Kurz: Ja, dieses Jahr wird jeder ganz besonders darauf schauen, wie wir das Ganze darstellen. Sicherlich ist es ein Ziel der ARD, das Rennen aus journalistischer Sicht möglichst kritisch zu präsentieren, auch um sich nicht angreifbar zu machen. Gerade über meine Rolle des Kommentators kommt es uns aber genau so darauf an, den Leuten irgendwie den Spaß an der Sportart zu vermitteln - trotz allem was vorgefallen ist. Schließlich wird dort ja auch noch drei Wochen lang Rad gefahren. Da muss man einen Spagat schaffen. Wir wollen immer noch zeigen, dass es eine tolle Sportart ist, die die Leute faszinieren kann.

Frage: Die vor allem aber wohl die Leute betrügt und belügt . . .

Watterott: Das ist eben schade, dass es so weit gekommen ist in der öffentlichen Wahrnehmung. Man muss sich natürlich diesen Dingen stellen. Man muss auch vehement dagegen vorgehen, sonst ertrinkt man ja. Es ist nur traurig, was überall anklingt. Ist einer gut, sagt man gleich: Wer weiß, ob da nicht wieder was . . .

Frage: Aber da ist doch auch immer wieder was . . .

Kurz: Ich weiß jetzt auch noch nicht, wie ich darauf reagieren soll, wenn einer wie Floyd Landis im letzten Jahr plötzlich da vorne weg fährt. Da kommt man gar nicht umhin, den Bezug auf das Vorjahr herzustellen, weil einem ansonsten garantiert als Live-Reporter vorgeworfen wird, dass man das unkritisch darstellt.

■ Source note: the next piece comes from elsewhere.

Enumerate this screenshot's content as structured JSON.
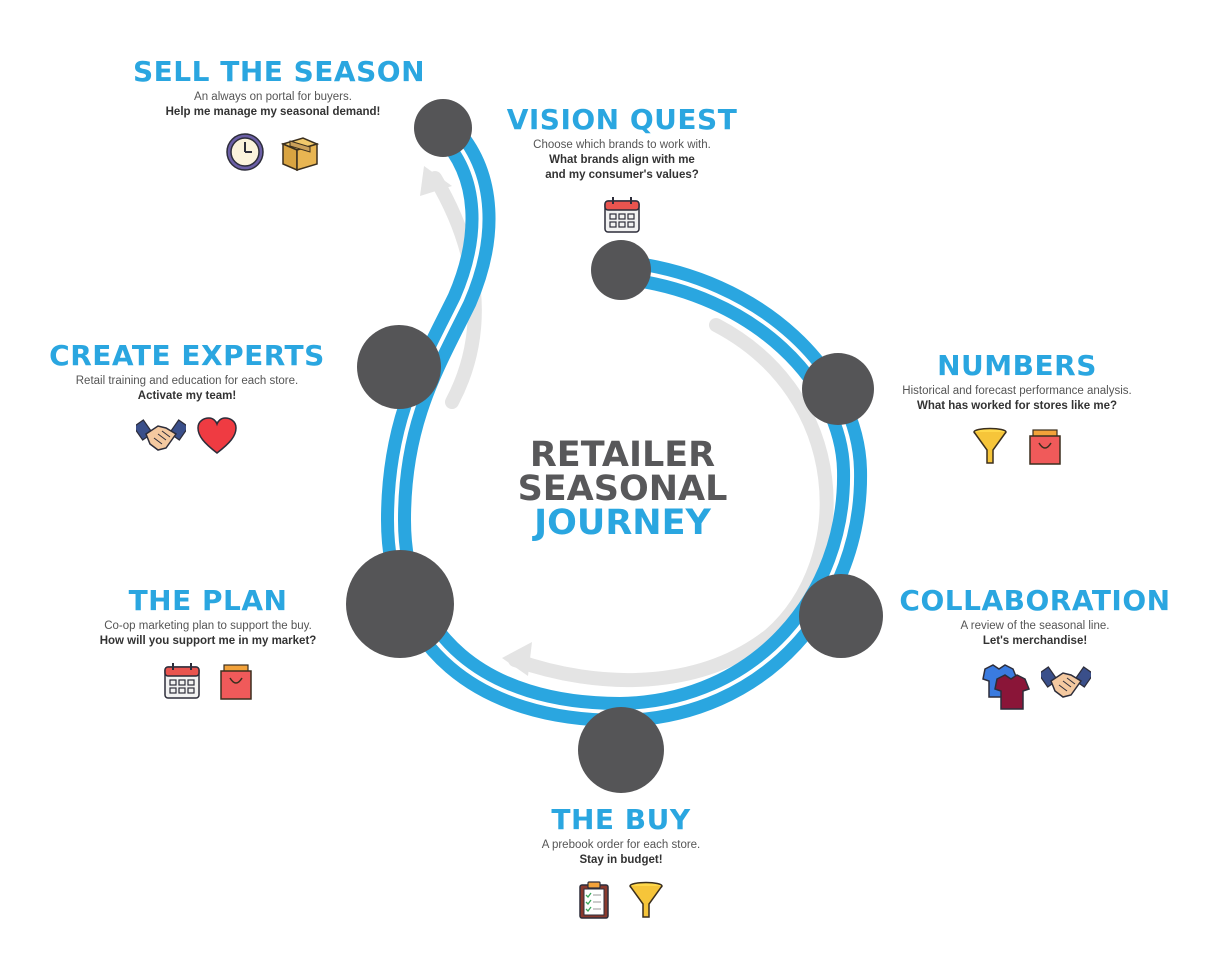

Watterott: Aber man kann ja nur behaupten, was man weiß. Die Franzosen sagen dazu: On dit que - Man hat gehört, dass . . . Aber beim Fernsehen sollte man es sich nicht zueigen machen, sich an Spekulationen zu beteiligen. Das habe ich nie gemacht. Deshalb habe ich vielleicht auch ein bisschen weniger über Doping geredet als andere.

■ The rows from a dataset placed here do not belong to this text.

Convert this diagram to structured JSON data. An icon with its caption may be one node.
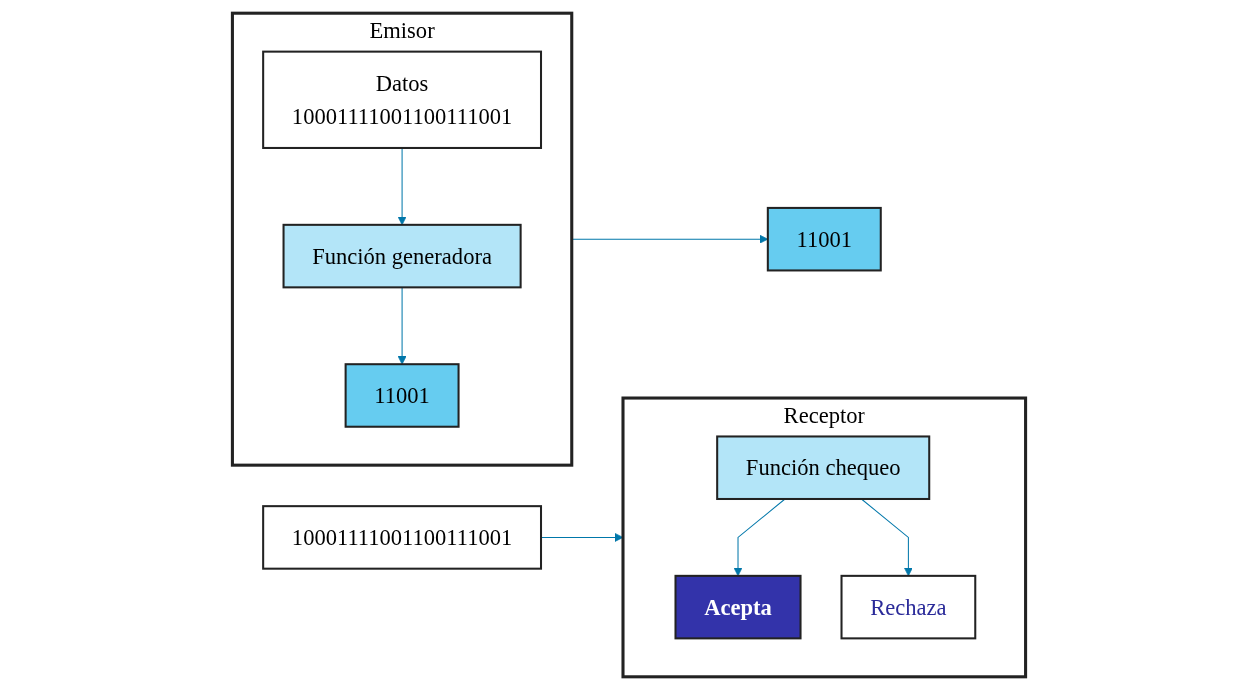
{
  "diagram": {
    "nodes": [
      {
        "text": [
          "Emisor"
        ]
      },
      {
        "text": [
          "Datos",
          "10001111001100111001"
        ],
        "in": 0
      },
      {
        "text": [
          "Función generadora"
        ],
        "in": 0
      },
      {
        "text": [
          "11001"
        ],
        "in": 0
      },
      {
        "text": [
          "Receptor"
        ]
      },
      {
        "text": [
          "Función chequeo"
        ],
        "in": 4
      },
      {
        "text": [
          "Acepta"
        ],
        "in": 4
      },
      {
        "text": [
          "Rechaza"
        ],
        "in": 4
      },
      {
        "text": [
          "11001"
        ]
      },
      {
        "text": [
          "10001111001100111001"
        ]
      }
    ],
    "edges": [
      {
        "from": 1,
        "to": 2,
        "arrow": "to"
      },
      {
        "from": 2,
        "to": 3,
        "arrow": "to"
      },
      {
        "from": 0,
        "to": 8,
        "arrow": "to"
      },
      {
        "from": 9,
        "to": 4,
        "arrow": "to"
      },
      {
        "from": 5,
        "to": 6,
        "arrow": "to"
      },
      {
        "from": 5,
        "to": 7,
        "arrow": "to"
      }
    ]
  }
}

Kurz: Ich bin in dem Sinn ja Kummer gewohnt. Meine erste Tour für die ARD war die von 98, die mit dem großen Festina-Skandal. Von daher ist das Rennen für mich immer mit Dopingskandalen verbunden gewesen.

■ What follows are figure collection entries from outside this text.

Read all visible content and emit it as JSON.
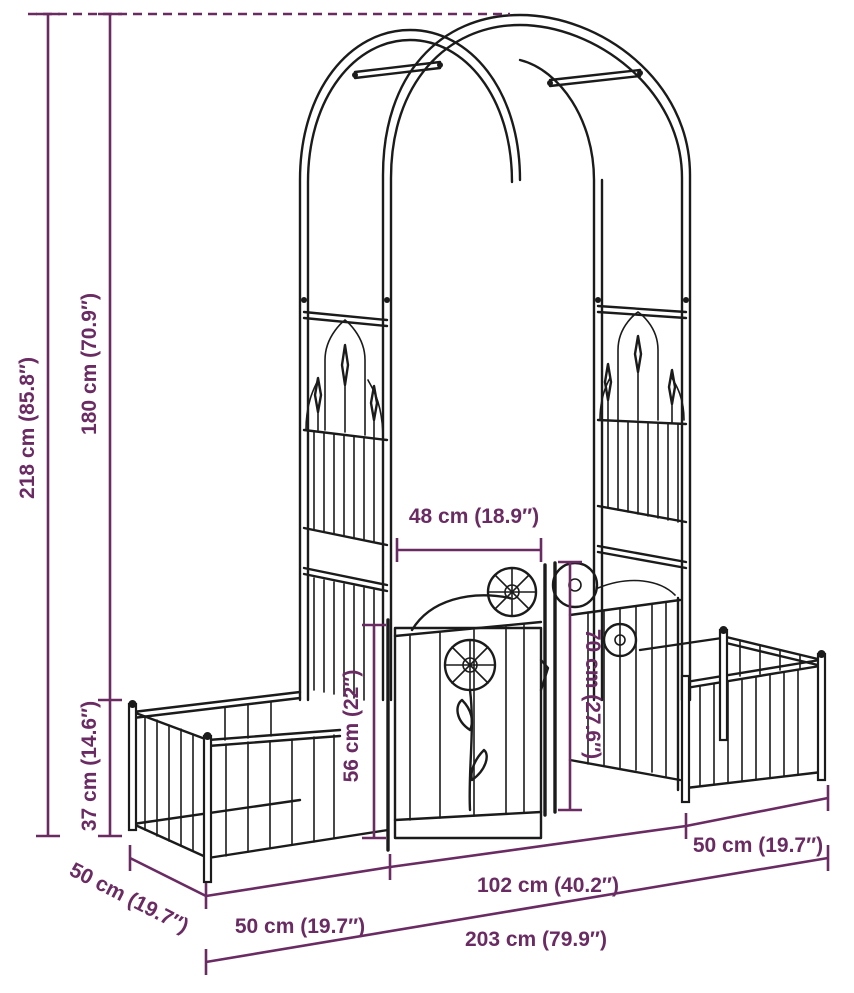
{
  "dimensions": {
    "total_height": "218 cm (85.8″)",
    "arch_height": "180 cm (70.9″)",
    "planter_height": "37 cm (14.6″)",
    "depth": "50 cm (19.7″)",
    "left_planter_width": "50 cm (19.7″)",
    "center_width": "102 cm (40.2″)",
    "right_planter_width": "50 cm (19.7″)",
    "total_width": "203 cm (79.9″)",
    "gate_width": "48 cm (18.9″)",
    "gate_height": "56 cm (22″)",
    "side_panel_height": "70 cm (27.6″)"
  },
  "colors": {
    "dimension": "#6a2b63",
    "metal": "#1b1b1b",
    "background": "#ffffff"
  }
}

Frage: Nicht gerade motivierend, oder?

Kurz: Der Radsport hat es sich selber zuzuschreiben, dass er so in der Presse steht. Aber ich kann mir nicht vorstellen, dass die Situation in anderen Ausdauersportarten - sei es im Biathlon oder im Skilanglauf - anders ist, dass sie da alle völlig sauber sind. Ich glaube, die anderen Sportarten sind ganz dankbar, dass sie nicht so im Blickpunkt der Öffentlichkeit stehen und dass sich das im Moment alles über den Radsport ergießt.

Watterott: Aber natürlich bezieht sich das auch auf andere Sportarten. Christina Obergföll hat nach ihrem Speerwurfeuroparekord gesagt: ,Ich muss mich ja fast schon entschuldigen, dass ich mal was Außergewöhnliches geleistet habe. Das ist das Traurige.

Frage: Müssen Sie inzwischen Dopingexperte sein, um Ihren Job gut zu machen?

Kurz: In der Vorbereitung auf die Tour de France geht bestimmt ein Drittel der Zeit drauf, in Sachen Doping auf dem neuesten Stand zu sein. Man muss halt davon ausgehen, dass es einem bei der Tour wieder begegnet.

Frage: Was wird Ihren Zuschauern in den kommenden, voraussichtlich drei Wochen Tour-Berichterstattung begegnen?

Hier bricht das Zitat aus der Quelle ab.